A New Method of the Pattern Storage and Recognition in Oscillatory Neural Networks Based on Resistive Switches

Abstract

Development of neuromorphic systems based on new nanoelectronics materials and devices is of immediate interest for solving the problems of cognitive technology and cybernetics. Computational modeling of two- and three-oscillator schemes with thermally coupled VO2-switches is used to demonstrate a novel method of pattern storage and recognition in an impulse oscillator neural network (ONN), based on the high-order synchronization effect. The method allows storage of many patterns, and their number depends on the number of synchronous states Ns. The modeling demonstrates attainment of Ns of several orders both for a three-oscillator scheme Ns ~ 650 and for a two-oscillator scheme Ns ~ 260. A number of regularities are obtained, in particular, an optimal strength of oscillator coupling is revealed when Ns has a maximum.
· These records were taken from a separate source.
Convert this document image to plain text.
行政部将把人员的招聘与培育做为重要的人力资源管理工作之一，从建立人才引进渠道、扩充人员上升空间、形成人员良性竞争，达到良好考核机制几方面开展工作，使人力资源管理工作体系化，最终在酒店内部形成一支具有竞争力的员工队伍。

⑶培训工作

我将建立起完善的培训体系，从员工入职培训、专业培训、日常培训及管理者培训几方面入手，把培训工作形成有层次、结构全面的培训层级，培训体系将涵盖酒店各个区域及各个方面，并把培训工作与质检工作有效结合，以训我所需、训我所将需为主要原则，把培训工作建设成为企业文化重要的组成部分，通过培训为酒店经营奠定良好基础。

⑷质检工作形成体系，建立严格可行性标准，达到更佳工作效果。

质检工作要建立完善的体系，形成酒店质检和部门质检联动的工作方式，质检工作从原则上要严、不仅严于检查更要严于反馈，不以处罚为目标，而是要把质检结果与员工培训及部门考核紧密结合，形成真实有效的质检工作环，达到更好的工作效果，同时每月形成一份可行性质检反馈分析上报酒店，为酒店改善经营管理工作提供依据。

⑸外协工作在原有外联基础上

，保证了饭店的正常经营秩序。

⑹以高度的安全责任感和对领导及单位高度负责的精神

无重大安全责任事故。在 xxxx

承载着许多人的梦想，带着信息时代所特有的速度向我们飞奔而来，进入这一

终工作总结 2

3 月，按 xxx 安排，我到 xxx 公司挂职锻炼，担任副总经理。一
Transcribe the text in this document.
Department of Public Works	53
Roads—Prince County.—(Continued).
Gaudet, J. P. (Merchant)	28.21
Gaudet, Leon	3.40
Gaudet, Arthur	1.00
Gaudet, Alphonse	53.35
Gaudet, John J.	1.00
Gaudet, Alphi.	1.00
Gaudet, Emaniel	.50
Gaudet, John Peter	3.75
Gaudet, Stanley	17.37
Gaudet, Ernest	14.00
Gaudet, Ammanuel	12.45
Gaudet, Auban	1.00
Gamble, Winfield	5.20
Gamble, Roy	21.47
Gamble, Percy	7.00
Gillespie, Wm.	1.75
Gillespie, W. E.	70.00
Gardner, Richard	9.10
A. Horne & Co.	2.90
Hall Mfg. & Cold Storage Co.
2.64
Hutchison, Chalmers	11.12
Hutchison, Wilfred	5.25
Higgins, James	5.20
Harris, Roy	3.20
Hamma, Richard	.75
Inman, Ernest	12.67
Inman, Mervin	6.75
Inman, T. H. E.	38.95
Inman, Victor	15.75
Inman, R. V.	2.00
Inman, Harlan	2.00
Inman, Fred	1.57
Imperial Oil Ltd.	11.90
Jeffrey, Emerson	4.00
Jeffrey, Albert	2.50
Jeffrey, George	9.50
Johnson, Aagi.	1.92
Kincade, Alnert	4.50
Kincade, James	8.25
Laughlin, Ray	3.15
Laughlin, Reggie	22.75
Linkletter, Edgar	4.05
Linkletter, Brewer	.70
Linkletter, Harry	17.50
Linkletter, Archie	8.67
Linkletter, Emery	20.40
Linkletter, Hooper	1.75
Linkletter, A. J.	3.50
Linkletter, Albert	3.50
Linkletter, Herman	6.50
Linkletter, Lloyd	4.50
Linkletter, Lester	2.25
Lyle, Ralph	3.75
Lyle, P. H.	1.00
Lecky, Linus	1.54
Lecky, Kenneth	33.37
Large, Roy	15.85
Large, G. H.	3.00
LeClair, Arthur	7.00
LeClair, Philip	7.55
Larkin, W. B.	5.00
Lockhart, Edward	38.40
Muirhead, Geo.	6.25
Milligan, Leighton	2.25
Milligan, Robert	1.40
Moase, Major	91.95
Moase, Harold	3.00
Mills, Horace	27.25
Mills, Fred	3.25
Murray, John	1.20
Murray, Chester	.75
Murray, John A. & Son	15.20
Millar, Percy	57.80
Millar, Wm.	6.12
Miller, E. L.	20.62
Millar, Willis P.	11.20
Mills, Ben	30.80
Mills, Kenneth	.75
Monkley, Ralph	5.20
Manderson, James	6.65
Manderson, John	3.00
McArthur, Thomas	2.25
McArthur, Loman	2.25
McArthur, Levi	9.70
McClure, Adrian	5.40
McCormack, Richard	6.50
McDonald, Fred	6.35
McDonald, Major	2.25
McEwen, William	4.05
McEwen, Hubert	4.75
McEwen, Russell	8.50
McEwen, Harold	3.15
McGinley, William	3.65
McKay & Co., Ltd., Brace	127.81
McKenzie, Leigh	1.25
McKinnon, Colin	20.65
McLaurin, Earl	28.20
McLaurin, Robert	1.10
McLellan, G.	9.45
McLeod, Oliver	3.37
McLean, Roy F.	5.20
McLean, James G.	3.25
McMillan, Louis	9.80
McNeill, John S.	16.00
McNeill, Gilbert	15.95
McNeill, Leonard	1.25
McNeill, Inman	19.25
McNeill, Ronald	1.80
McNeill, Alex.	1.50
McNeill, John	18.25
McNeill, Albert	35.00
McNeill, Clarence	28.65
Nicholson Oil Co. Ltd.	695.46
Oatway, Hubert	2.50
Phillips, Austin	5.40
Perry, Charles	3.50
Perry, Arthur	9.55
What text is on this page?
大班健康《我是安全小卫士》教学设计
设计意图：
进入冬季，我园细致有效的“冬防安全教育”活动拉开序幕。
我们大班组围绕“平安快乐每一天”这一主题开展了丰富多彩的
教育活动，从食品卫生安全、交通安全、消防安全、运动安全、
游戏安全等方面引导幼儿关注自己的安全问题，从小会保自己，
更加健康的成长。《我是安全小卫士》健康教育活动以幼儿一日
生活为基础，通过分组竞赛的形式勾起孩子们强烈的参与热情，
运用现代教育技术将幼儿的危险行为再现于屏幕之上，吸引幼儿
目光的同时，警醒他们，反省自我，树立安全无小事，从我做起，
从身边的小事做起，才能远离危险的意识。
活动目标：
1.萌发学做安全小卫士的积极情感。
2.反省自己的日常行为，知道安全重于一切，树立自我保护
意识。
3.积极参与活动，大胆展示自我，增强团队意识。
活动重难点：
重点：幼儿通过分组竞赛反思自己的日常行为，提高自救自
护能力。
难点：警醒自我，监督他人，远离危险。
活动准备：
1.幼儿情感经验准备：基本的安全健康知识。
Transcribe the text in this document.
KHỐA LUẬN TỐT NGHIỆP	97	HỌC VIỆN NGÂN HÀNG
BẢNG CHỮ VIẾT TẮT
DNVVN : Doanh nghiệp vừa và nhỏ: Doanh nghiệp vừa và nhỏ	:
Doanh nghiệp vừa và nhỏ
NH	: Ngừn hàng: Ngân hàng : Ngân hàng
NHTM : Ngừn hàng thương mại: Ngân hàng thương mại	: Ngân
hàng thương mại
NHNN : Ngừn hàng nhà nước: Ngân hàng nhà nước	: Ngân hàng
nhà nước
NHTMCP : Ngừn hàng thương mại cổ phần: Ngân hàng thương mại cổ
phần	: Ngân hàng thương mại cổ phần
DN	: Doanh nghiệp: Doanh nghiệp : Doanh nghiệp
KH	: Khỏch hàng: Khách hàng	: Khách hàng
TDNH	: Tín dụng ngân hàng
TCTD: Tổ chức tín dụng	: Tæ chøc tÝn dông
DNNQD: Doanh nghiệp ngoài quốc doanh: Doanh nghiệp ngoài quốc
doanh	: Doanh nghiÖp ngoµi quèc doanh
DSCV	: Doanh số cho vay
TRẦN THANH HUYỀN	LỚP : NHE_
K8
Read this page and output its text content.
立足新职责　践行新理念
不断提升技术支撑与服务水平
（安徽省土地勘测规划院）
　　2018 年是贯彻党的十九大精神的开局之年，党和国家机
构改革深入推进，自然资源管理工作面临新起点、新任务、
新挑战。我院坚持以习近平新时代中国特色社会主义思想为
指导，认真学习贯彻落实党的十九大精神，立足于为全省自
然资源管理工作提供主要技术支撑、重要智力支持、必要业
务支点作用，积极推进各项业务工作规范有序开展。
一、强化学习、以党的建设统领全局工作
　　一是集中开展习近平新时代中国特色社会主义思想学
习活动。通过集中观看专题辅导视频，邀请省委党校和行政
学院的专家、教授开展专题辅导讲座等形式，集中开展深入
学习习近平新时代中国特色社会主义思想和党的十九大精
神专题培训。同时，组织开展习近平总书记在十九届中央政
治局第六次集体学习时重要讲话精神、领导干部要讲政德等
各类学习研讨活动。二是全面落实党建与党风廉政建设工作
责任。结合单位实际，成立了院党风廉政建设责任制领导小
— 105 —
Algorithms of vector storage, network training, and test vector recognition are suggested, where the parameter of synchronization effectiveness is used as a degree of match. It is shown that, to reduce the ambiguity of recognition, the number coordinated in each vector should be at least one unit less than the number of oscillators. The demonstrated results are of a general character, and they may be applied in ONNs with various mechanisms and oscillator coupling topology.